Kerutan muncul di dahiku. "Itu apa sih, Tar?"

"Dia kan follow kamu. Terus kelanjutannya gimana?"

"Ya nggak ada lanjutannya. Dia follow aku. Udah gitu aja."

Tari seperti hendak mengatakan sesuatu tetapi dia berangsur diam.

"Kalo kamu gimana sama bang Raga?"

Dia berbinar, "Dia ganteng, By."

"Yeeee itu mah jutaan orang juga tau kalo bang Raga ganteng makanya dia banyak fansnya. Hiiiii awas loh nanti kalo kamu jadian, diserbu deh sama fansnya!!" balasku menakut-nakutinya.

Tari menyenggol lenganku, "Lebih lebih kalo kamu jadian sama bang Tio. Satu indonesia nyerbu kamu By!"

Mataku terbelalak kaget. Apa katanya? Jadian? Sepertinya itu hal yg mustahil mengingat setiap aku melihatnya mataku tiba-tiba menjadi panas karena kesal.

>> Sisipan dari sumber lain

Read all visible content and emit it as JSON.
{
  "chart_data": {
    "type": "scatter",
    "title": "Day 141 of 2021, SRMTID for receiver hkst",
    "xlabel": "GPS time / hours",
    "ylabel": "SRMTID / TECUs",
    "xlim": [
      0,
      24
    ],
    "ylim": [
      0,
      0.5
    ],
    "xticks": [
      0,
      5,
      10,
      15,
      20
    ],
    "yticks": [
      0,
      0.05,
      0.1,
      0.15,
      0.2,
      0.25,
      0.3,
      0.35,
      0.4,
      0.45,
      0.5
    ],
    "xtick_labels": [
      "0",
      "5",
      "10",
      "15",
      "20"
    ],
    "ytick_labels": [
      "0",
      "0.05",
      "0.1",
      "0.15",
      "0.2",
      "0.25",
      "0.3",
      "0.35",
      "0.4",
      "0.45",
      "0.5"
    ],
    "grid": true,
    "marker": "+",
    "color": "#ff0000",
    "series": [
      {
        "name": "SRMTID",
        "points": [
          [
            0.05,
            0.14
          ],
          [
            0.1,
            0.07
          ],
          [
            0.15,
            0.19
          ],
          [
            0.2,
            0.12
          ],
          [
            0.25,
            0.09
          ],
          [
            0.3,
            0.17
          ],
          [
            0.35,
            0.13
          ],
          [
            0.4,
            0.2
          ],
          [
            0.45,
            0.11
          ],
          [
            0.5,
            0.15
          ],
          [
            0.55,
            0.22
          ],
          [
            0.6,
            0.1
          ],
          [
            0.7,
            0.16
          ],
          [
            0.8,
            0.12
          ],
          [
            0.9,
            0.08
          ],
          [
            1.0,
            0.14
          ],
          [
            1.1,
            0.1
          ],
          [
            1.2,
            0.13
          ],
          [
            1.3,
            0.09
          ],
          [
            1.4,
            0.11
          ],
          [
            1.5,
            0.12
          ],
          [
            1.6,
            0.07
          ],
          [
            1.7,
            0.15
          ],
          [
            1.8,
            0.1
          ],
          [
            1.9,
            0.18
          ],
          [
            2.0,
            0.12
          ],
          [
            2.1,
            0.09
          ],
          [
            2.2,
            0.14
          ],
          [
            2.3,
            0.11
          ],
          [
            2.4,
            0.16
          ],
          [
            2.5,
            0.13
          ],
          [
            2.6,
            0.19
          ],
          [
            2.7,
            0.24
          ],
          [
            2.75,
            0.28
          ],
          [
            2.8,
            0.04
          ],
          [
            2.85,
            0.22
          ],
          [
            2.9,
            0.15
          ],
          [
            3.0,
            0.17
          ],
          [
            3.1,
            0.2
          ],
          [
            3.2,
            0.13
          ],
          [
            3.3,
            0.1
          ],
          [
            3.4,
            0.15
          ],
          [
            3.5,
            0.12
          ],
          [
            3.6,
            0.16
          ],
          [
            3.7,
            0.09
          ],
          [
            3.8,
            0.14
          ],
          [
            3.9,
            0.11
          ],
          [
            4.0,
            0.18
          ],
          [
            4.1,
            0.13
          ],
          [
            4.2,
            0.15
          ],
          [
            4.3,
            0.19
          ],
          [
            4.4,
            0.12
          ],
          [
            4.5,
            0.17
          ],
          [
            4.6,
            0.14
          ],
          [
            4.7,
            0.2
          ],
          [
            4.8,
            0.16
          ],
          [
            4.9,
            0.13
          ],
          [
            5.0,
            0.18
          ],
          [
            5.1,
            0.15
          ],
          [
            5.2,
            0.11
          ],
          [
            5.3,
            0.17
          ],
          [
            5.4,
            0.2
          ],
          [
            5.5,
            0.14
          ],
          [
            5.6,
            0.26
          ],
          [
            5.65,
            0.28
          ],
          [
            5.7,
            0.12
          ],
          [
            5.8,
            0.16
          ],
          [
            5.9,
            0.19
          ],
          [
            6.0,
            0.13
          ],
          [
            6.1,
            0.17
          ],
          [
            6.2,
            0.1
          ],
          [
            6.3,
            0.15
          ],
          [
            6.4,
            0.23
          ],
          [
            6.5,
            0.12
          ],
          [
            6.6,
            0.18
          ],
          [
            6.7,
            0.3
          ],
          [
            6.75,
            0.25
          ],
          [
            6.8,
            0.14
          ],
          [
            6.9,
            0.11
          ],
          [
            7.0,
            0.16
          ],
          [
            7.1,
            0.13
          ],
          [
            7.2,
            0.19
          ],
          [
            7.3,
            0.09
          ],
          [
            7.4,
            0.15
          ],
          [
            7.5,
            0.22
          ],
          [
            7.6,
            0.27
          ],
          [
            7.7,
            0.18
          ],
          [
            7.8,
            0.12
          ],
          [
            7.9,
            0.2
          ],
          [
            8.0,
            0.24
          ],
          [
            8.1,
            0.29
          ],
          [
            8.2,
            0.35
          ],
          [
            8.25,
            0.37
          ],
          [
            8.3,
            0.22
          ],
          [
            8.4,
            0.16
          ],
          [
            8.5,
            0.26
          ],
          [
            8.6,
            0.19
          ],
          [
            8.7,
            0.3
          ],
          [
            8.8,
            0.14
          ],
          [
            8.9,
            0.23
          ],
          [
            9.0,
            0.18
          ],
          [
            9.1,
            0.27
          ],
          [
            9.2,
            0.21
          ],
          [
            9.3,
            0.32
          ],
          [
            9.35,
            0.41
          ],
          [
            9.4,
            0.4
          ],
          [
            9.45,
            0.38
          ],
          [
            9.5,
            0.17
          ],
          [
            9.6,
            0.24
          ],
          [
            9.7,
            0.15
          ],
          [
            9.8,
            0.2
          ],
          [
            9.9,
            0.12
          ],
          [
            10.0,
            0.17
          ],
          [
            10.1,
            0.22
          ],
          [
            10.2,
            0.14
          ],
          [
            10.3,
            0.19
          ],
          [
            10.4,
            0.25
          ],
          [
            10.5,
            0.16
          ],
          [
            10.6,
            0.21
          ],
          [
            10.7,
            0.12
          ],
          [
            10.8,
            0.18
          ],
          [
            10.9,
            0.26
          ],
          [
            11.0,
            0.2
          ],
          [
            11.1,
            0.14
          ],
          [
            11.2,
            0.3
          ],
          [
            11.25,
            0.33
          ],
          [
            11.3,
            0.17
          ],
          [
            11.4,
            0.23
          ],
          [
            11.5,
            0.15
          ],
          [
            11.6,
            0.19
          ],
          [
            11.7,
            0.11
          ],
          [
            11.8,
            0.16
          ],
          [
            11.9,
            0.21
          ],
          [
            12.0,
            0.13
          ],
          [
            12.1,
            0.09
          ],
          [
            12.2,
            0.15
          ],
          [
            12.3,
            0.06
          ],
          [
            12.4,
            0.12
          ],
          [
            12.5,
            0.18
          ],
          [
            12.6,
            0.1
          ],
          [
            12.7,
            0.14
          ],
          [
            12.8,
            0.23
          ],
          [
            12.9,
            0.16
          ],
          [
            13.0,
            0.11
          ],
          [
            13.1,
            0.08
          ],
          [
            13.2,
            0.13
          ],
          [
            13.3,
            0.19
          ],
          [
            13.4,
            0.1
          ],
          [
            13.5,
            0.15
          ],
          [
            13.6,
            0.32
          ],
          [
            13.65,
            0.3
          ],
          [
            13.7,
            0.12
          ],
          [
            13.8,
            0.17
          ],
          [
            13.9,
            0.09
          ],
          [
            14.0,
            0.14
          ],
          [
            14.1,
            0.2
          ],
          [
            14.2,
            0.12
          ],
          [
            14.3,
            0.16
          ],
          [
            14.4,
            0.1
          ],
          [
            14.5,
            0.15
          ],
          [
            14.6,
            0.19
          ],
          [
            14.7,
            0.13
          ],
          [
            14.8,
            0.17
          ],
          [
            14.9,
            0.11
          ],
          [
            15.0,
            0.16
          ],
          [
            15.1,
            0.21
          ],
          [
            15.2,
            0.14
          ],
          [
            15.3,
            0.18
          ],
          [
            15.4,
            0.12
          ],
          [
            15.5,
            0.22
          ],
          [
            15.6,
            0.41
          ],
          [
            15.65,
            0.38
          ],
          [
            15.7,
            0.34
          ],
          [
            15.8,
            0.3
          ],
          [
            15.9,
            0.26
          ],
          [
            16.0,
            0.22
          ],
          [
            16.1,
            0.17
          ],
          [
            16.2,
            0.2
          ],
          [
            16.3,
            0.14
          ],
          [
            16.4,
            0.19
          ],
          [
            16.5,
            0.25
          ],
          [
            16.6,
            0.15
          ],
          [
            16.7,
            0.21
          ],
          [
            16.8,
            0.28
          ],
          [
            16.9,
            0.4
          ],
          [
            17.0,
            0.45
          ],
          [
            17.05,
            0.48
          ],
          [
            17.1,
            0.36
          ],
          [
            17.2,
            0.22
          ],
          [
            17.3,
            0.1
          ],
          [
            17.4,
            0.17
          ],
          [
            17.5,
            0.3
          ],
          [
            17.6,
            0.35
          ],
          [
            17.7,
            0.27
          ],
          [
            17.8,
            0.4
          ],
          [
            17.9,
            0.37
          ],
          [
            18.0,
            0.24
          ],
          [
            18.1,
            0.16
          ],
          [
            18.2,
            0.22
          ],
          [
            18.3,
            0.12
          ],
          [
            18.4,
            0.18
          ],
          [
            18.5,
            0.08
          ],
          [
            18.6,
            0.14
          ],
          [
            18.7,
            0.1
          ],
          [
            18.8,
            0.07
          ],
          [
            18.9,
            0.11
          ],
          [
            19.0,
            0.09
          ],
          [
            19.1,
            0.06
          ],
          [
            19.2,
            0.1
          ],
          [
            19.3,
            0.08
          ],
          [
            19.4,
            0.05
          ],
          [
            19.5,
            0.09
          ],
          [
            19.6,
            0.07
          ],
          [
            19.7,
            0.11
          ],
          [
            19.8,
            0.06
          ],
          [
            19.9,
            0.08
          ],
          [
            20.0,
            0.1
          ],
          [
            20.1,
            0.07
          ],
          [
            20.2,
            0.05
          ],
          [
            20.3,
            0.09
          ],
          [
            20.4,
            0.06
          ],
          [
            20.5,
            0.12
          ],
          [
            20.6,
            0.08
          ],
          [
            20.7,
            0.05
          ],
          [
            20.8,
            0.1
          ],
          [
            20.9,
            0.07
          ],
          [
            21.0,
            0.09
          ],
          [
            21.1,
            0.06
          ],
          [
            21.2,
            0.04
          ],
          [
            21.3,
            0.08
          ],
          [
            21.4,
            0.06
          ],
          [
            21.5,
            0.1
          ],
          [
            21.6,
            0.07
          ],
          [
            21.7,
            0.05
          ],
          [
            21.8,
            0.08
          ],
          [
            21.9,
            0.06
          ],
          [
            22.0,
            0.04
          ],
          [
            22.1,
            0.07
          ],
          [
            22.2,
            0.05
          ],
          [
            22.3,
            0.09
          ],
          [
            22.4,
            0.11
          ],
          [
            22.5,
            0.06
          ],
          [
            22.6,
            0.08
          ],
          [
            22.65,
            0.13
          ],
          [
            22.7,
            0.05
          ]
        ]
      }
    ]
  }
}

"Ngimpi aja deh jadian sama manusia galak satu itu. Ogah!"

Tari tertawa seraya membalas, "Belum aja sekarang, tapi nanti coba deh. Lagian bang Tio itu orangnya loveable loh."

"Ckck, loveable ndasnya!" balasku sekenanya.

Tari terkekeh geli. Aku mengantarkan Tari pulang kekostnya lalu kembali kerumahku. Seperti halnya remaja yang sedang musimnya menggunakan media sosial Twitter masa itu. Aku mengetik sesuatu di kolom tweet.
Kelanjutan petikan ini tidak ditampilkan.